Timing is also where Sekiro: No Defeat perhaps falters too, in the bigger picture at least. The film version, perhaps out of a rather ruthless practicality in what needs to be cut for theatrical over a series, moves at a breathless pace.This would be fine for pure action but Kutsuna and screenwriter Takuya Satou have ambitions for the story beyond the bloodshed and clashes of steel; first signposted by the film opening with an epigraph by one Albert Camus ("there is no love of life without despair about life"), of all things. There's not a lot of room in No Defeat for despairing, as the next scene soon beckons. Sekiro is often accomplishing his objectives within a minute of stating them, and getting little time to reflect on it until the film's latter half, which feels like an odd turnaround from a game which thrived on a sense of friction. Still, Kutsuna and his team have artful ways of creating ellipsis between one scene and the next, his rematch with Genichiro comes around incredibly fast but the way conversations overlap with the scene give it a sense of dramatic heft.

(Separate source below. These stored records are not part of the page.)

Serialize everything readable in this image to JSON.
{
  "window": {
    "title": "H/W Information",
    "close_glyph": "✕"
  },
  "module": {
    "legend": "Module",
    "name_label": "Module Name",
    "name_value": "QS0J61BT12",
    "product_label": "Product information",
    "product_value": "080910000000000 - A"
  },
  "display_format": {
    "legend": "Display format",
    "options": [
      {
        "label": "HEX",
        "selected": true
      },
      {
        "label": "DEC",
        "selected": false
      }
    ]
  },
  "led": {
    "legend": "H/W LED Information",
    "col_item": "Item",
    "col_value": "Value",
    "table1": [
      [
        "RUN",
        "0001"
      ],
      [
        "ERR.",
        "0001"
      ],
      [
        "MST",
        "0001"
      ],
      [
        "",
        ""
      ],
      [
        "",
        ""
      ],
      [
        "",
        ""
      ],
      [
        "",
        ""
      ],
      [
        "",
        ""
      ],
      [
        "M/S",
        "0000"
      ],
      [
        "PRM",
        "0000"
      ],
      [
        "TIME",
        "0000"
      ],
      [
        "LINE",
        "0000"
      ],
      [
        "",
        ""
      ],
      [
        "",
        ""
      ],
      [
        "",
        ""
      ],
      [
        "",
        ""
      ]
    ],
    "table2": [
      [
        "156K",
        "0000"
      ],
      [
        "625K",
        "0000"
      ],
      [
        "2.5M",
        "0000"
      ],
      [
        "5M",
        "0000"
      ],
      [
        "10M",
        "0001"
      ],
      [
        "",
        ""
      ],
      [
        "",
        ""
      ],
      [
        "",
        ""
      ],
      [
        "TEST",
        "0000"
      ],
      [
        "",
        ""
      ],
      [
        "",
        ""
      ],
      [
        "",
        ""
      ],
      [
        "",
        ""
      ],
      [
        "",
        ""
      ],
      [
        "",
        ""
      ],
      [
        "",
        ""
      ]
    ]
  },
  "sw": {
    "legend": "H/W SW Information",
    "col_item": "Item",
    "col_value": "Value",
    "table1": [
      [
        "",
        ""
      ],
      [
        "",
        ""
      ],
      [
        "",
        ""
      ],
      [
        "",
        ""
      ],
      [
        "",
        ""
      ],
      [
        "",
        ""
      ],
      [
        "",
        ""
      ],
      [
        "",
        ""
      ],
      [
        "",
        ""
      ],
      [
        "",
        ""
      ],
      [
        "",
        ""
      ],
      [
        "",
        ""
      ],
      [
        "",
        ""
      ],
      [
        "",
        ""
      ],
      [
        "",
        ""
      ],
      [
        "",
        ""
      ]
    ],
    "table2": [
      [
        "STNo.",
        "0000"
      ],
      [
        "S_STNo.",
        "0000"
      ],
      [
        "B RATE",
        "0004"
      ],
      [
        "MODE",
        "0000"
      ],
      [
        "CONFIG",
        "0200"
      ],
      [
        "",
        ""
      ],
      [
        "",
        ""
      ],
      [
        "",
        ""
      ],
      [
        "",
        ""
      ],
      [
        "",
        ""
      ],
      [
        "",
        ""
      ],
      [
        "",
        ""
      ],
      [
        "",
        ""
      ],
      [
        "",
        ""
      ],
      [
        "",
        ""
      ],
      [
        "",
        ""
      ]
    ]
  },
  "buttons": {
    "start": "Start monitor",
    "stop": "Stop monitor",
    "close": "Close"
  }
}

That goes for the art too. Kutsuna's vision of the world of Ashina and the characters struggling for control over it feels like it sits just outside the norm: specifically in its peculiar color choices and and art direction which feels at once illustrative and rough-hewn in its details. Brushes smudge across backgrounds, faces in stills are drawn with a captivating density of linework until the film zooms out (often) into more vague figures. The grit to its illustration and sometimes sickly, sometimes smouldering lighting befits a story about being mired in violence and in trying to find real life in a country being slowly poisoned by its feudal warring. At least in No Defeat Kutsuna and Satou get to rexamine ideas from the source material which felt like they had a ceiling, like the pretense of the "Dragonrot" disease which spreads every time Sekiro (so, the player) dies and resurrects. The film explores this moral burden much further than the game could, and pushes that problem to the forefront through how it clearly traumatizes Kuro.
There are still moments where it finds its own spin on From Software narrative opacity too, where people suddenly talk about things like how a character has "taken the rejuvenating waters" as though this already holds significance.The combination of its striking art and this specific focus make the story feel like it has a real point of view rather than just being the latest piece of IP laundering. Even in its more dutiful moments of adapting the story as it was in the game, that perspective – right down to even choosing one of the games many endings as its own
The cost of winning the video game was the player's time; in Sekiro: No Defeat winning comes with a more pronounced psychological burden. Broadly speaking the plot is the same, where it's different often feels fairly superficial (though there are significant segments of the game which are cut for time). Even so it feels incredibly different, revitalized – perhaps resurrected? – thanks to this focus, all linking back to an idea of trying to navigate out of a warlike state of mind, and measuring up the value of immortality if it just means more fighting. Sekiro: No Defeat transforms the notoriously challenging game into a story where violence comes easy, but peace is hard won.